I have my training and validation datasets stored as parquet files (output of pyspark-based data prep pipeline) - I am using Petastorm to load it currently like so -
class ItemsageDataModule(pl.LightningDataModule):
def __init__(self, **kwargs):
super().__init__()
self.train_path = kwargs['train_path']
self.val_path = kwargs['val_path']
self.batch_size = kwargs['bsz']
def setup(self, stage=None):
pass
def train_dataloader(self):
self.reader_train = make_reader(self.train_path, num_epochs=1, seed=1, shuffle_rows=True)
return DataLoader(self.reader_train, batch_size=self.batch_size)
def val_dataloader(self):
self.reader_val = make_reader(self.val_path, num_epochs=1, seed=1, shuffle_rows=False)
return DataLoader(self.reader_val, batch_size=self.batch_size)

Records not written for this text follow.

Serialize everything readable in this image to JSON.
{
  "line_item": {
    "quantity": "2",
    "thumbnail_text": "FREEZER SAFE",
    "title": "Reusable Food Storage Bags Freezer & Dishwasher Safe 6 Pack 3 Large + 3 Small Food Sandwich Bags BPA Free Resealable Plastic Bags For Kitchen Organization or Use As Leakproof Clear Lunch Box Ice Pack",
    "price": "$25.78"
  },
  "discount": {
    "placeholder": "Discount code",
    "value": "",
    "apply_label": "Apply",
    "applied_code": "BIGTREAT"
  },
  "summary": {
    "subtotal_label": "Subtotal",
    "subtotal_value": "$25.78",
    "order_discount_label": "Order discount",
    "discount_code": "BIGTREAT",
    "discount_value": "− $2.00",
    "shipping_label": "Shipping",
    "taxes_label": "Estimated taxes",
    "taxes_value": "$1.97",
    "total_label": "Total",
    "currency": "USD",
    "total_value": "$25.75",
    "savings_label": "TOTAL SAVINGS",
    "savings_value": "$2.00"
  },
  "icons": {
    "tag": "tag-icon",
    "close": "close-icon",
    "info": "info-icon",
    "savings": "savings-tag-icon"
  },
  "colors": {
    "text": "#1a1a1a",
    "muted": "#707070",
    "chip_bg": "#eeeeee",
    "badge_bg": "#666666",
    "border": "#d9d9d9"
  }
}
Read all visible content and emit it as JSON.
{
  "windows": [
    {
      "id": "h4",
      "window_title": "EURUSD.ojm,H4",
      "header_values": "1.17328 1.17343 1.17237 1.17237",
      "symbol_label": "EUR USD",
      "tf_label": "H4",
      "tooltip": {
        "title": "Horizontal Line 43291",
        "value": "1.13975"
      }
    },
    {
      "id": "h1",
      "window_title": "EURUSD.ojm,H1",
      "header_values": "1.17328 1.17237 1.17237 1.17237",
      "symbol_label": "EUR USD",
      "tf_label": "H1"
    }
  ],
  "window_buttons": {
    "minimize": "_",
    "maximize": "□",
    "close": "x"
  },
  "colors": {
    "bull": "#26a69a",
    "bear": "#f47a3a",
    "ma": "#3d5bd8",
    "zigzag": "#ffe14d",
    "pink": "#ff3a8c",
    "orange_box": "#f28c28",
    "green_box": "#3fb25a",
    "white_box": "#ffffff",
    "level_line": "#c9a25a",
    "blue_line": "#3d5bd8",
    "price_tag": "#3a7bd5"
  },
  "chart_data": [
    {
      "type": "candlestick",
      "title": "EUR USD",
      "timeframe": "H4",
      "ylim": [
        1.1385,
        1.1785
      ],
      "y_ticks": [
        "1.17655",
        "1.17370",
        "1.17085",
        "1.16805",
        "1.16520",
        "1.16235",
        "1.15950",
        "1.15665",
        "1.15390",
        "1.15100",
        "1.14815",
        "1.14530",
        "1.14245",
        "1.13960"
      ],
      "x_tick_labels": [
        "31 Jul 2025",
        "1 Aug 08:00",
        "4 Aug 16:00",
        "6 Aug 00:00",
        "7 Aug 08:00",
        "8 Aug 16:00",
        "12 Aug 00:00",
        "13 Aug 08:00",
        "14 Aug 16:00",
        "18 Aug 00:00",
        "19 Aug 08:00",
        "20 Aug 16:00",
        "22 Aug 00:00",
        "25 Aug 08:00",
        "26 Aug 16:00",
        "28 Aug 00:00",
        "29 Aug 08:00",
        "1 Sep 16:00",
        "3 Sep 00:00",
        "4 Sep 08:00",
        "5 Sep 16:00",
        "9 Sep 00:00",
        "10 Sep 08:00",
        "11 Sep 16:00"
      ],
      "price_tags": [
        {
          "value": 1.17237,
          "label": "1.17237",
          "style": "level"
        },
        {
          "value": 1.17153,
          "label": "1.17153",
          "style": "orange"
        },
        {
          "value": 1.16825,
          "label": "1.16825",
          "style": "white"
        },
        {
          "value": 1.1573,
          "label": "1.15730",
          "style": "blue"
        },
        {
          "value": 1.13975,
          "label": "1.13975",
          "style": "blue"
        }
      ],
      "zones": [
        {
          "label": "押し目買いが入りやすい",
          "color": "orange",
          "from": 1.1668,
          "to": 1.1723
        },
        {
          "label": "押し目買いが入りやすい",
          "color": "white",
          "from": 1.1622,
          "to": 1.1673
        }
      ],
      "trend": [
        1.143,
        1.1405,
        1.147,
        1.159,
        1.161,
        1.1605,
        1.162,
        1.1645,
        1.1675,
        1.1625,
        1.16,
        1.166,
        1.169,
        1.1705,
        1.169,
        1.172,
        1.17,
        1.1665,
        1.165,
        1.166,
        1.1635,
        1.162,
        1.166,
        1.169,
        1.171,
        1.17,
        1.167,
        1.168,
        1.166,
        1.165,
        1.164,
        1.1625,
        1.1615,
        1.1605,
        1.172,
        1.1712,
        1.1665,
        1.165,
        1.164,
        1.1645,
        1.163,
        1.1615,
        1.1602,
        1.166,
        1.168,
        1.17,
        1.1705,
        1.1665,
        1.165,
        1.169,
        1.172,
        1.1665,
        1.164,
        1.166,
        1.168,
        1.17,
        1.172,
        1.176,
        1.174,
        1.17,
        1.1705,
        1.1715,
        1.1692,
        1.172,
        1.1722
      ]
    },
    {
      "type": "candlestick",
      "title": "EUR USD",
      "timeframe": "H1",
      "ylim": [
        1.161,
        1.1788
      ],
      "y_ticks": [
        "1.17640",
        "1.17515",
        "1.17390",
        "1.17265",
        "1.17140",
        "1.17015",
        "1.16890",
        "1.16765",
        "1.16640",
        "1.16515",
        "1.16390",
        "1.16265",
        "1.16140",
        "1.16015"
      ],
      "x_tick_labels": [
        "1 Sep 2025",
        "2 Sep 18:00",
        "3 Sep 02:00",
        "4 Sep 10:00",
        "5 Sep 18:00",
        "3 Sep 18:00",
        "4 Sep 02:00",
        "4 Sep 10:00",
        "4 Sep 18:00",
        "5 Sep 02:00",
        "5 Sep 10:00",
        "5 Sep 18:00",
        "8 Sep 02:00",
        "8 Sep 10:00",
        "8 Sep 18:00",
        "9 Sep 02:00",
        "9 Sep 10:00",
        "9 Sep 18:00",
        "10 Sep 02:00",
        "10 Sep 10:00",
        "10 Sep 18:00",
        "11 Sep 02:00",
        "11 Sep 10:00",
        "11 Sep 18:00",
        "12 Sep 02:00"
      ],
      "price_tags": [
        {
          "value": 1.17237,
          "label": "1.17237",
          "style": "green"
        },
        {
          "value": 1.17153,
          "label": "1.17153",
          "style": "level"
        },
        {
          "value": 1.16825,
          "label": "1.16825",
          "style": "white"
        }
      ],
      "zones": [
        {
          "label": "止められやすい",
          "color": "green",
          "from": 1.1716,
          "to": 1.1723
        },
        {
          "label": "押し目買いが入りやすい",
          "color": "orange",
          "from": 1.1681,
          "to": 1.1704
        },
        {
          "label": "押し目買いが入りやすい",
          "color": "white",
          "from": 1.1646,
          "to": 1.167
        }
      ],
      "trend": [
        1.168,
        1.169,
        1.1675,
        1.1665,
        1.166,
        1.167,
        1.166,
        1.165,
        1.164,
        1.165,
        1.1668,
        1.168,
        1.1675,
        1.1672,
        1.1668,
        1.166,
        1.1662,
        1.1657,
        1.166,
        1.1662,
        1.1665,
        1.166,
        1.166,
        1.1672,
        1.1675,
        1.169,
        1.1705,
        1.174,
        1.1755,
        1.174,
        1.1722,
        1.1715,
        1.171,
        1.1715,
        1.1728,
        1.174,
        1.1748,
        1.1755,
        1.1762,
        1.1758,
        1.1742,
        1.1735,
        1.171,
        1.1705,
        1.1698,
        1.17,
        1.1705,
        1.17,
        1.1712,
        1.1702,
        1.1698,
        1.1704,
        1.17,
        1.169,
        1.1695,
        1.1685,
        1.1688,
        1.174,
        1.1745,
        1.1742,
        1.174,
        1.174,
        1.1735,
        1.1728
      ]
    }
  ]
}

I read in a related post that if i am using Petastorm, I might need to load the datasets every epoch, this is how my trainer looks like -
trainer = Trainer(
callbacks= callbacks ,
max_epochs=model_args['n_epochs'],
max_steps = 1000,
# num_sanity_val_steps = 0,
accelerator="gpu",
devices=4,
# num_nodes = -1,
strategy="deepspeed",
deterministic=True,
# precision='16-mixed',
default_root_dir=log_dir,
reload_dataloaders_every_n_epochs=1,
benchmark = True,
# use_distributed_sampler=True,
enable_progress_bar=True,
enable_model_summary=True,
check_val_every_n_epoch=1,
# precision='32-mixed',
logger=logger)
Is this the right way to go about it or is there something more efficient?
For context, my training set has ~13B examples and val set has 5% of that population.